Project Name -Mobile price range prediction

PROBLEM STATEMENT

In the competitive mobile phone market companies want to understand sales data of mobile phones and factors which drive the prices. The objective is to find out some relation between features of a mobile phone(eg:- RAM, Internal Memory, etc) and its selling price.

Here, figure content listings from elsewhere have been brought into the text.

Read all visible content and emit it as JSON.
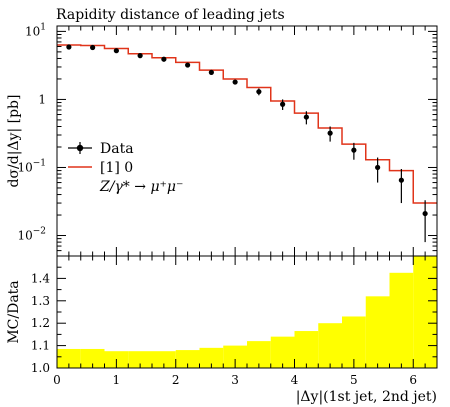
{
  "chart_data": [
    {
      "type": "line",
      "panel": "main",
      "title": "Rapidity distance of leading jets",
      "xlabel": "",
      "ylabel": "dσ/d|Δy| [pb]",
      "yscale": "log",
      "ylim": [
        0.005,
        12
      ],
      "xlim": [
        0,
        6.4
      ],
      "yticks": [
        {
          "value": 10,
          "label": "10",
          "sup": "1"
        },
        {
          "value": 1,
          "label": "1",
          "sup": ""
        },
        {
          "value": 0.1,
          "label": "10",
          "sup": "−1"
        },
        {
          "value": 0.01,
          "label": "10",
          "sup": "−2"
        }
      ],
      "legend": {
        "position": "middle-left",
        "entries": [
          "Data",
          "[1] 0"
        ],
        "process": "Z/γ* → μ⁺μ⁻"
      },
      "series": [
        {
          "name": "Data",
          "style": "points-with-errorbars",
          "color": "#000000",
          "x": [
            0.2,
            0.6,
            1.0,
            1.4,
            1.8,
            2.2,
            2.6,
            3.0,
            3.4,
            3.8,
            4.2,
            4.6,
            5.0,
            5.4,
            5.8,
            6.2
          ],
          "y": [
            5.9,
            5.8,
            5.2,
            4.4,
            3.9,
            3.2,
            2.5,
            1.8,
            1.3,
            0.85,
            0.55,
            0.32,
            0.18,
            0.1,
            0.065,
            0.021
          ],
          "yerr_low": [
            0.3,
            0.3,
            0.25,
            0.2,
            0.2,
            0.18,
            0.15,
            0.12,
            0.15,
            0.15,
            0.12,
            0.08,
            0.05,
            0.04,
            0.035,
            0.013
          ],
          "yerr_high": [
            0.3,
            0.3,
            0.25,
            0.2,
            0.2,
            0.18,
            0.15,
            0.12,
            0.15,
            0.15,
            0.12,
            0.08,
            0.05,
            0.04,
            0.03,
            0.012
          ]
        },
        {
          "name": "[1] 0",
          "style": "histogram-step",
          "color": "#e0341a",
          "bin_edges": [
            0,
            0.4,
            0.8,
            1.2,
            1.6,
            2.0,
            2.4,
            2.8,
            3.2,
            3.6,
            4.0,
            4.4,
            4.8,
            5.2,
            5.6,
            6.0,
            6.4
          ],
          "values": [
            6.3,
            6.2,
            5.6,
            4.7,
            4.1,
            3.5,
            2.7,
            2.0,
            1.5,
            0.95,
            0.63,
            0.38,
            0.22,
            0.13,
            0.09,
            0.03
          ]
        }
      ]
    },
    {
      "type": "bar",
      "panel": "ratio",
      "xlabel": "|Δy|(1st jet, 2nd jet)",
      "ylabel": "MC/Data",
      "ylim": [
        1.0,
        1.5
      ],
      "xlim": [
        0,
        6.4
      ],
      "xticks": [
        0,
        1,
        2,
        3,
        4,
        5,
        6
      ],
      "yticks": [
        1.0,
        1.1,
        1.2,
        1.3,
        1.4
      ],
      "color": "#ffff00",
      "bin_edges": [
        0,
        0.4,
        0.8,
        1.2,
        1.6,
        2.0,
        2.4,
        2.8,
        3.2,
        3.6,
        4.0,
        4.4,
        4.8,
        5.2,
        5.6,
        6.0,
        6.4
      ],
      "values": [
        1.085,
        1.085,
        1.075,
        1.075,
        1.075,
        1.08,
        1.09,
        1.1,
        1.12,
        1.14,
        1.165,
        1.2,
        1.23,
        1.32,
        1.425,
        1.5
      ]
    }
  ]
}
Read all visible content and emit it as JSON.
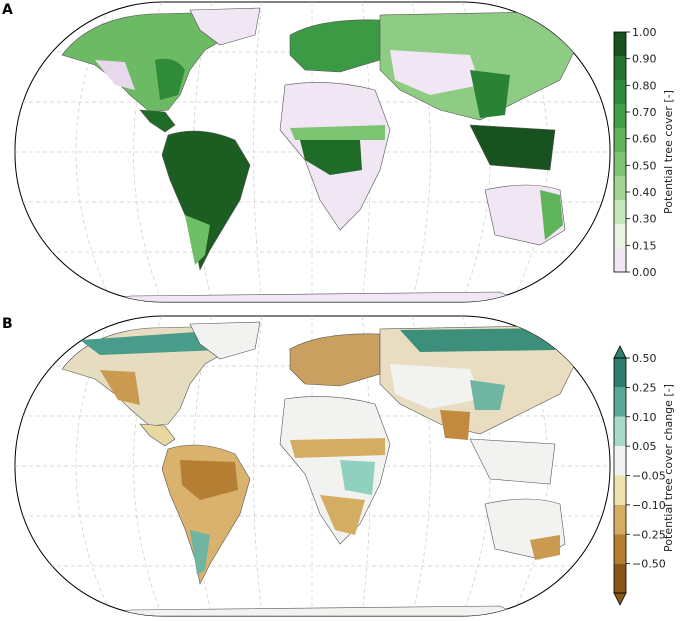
{
  "panels": [
    {
      "label": "A",
      "colorbar": {
        "title": "Potential tree cover [-]",
        "ticks": [
          "1.00",
          "0.90",
          "0.80",
          "0.70",
          "0.60",
          "0.50",
          "0.40",
          "0.30",
          "0.15",
          "0.00"
        ],
        "colors": [
          "#18521f",
          "#23752f",
          "#2e8b3c",
          "#3f9e48",
          "#5fb35b",
          "#7cc472",
          "#a0d593",
          "#c7e8bd",
          "#e6f4e0",
          "#f1e6f4"
        ]
      }
    },
    {
      "label": "B",
      "colorbar": {
        "title": "Potential tree cover change [-]",
        "ticks": [
          "0.50",
          "0.25",
          "0.10",
          "0.05",
          "−0.05",
          "−0.10",
          "−0.25",
          "−0.50"
        ],
        "colors": [
          "#2e7d6e",
          "#5aa896",
          "#a9d9cb",
          "#f2f2f0",
          "#ede3b0",
          "#d4ad63",
          "#b57f33",
          "#8a5618"
        ],
        "extend": "both"
      }
    }
  ]
}
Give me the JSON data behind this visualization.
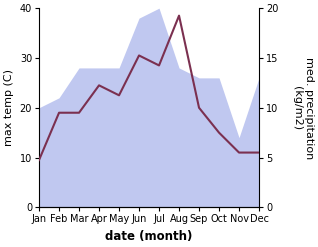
{
  "months": [
    "Jan",
    "Feb",
    "Mar",
    "Apr",
    "May",
    "Jun",
    "Jul",
    "Aug",
    "Sep",
    "Oct",
    "Nov",
    "Dec"
  ],
  "temperature": [
    9.5,
    19.0,
    19.0,
    24.5,
    22.5,
    30.5,
    28.5,
    38.5,
    20.0,
    15.0,
    11.0,
    11.0
  ],
  "precipitation": [
    10.0,
    11.0,
    14.0,
    14.0,
    14.0,
    19.0,
    20.0,
    14.0,
    13.0,
    13.0,
    7.0,
    13.0
  ],
  "temp_color": "#7b3050",
  "precip_color": "#c0c8f0",
  "ylabel_left": "max temp (C)",
  "ylabel_right": "med. precipitation\n(kg/m2)",
  "xlabel": "date (month)",
  "ylim_left": [
    0,
    40
  ],
  "ylim_right": [
    0,
    20
  ],
  "yticks_left": [
    0,
    10,
    20,
    30,
    40
  ],
  "yticks_right": [
    0,
    5,
    10,
    15,
    20
  ],
  "axis_fontsize": 8,
  "tick_fontsize": 7,
  "xlabel_fontsize": 8.5
}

In this problem, we do not have to predict the actual price but a price range indicating how high the price is.

Data Description -

  • Battery_power - Total energy a battery can store in one time measured in mAh
  • Blue - Has bluetooth or not
  • Clock_speed - speed at which microprocessor executes instructions
  • Dual_sim - Has dual sim support or not
  • Fc - Front Camera mega pixels
  • Four_g - Has 4G or not
  • Int_memory - Internal Memory in Gigabytes
  • M_dep - Mobile Depth in cm
  • Mobile_wt - Weight of mobile phone
  • N_cores - Number of cores of processor
  • Pc - Primary Camera mega pixels
  • Px_height - Pixel Resolution Height
  • Px_width - Pixel Resolution Width
  • Ram - Random Access Memory in Mega Bytes
  • Sc_h - Screen Height of mobile in cm
  • Sc_w - Screen Width of mobile in cm
  • Talk_time - longest time that a single battery charge will last when you are
  • Three_g - Has 3G or not
  • Touch_screen - Has touch screen or not
  • Wifi - Has wifi or not
  • Price_range - This is the target variable with value of
  • 0(low cost),
  • 1(medium cost),
  • 2(high cost) and
  • 3(very high cost).
  • Thus our target variable has 4 categories so basically it is a Multiclass classification problem.

Conclusion

  • here in the dataset there is no any null value,no duplicate values.
  • EDA Conclusion
  1. there is equal number of observation for each category.
  2. half the devices have bluetooth and don't have.
  3. Ram has continuous increase with the price range.
  4. 76.2 % supported 3g and 23.8% not.
  5. 52% mobile supported 4g and 48% not.
  6. got 12 important feature for our model .
  • applied four classification models
  1. Decision tree classifier
  2. Gradient Boosting Classifier
  3. XGBoost Classifier
  4. SVM
  • And got to know that SVM is the best suitable model for our dataset.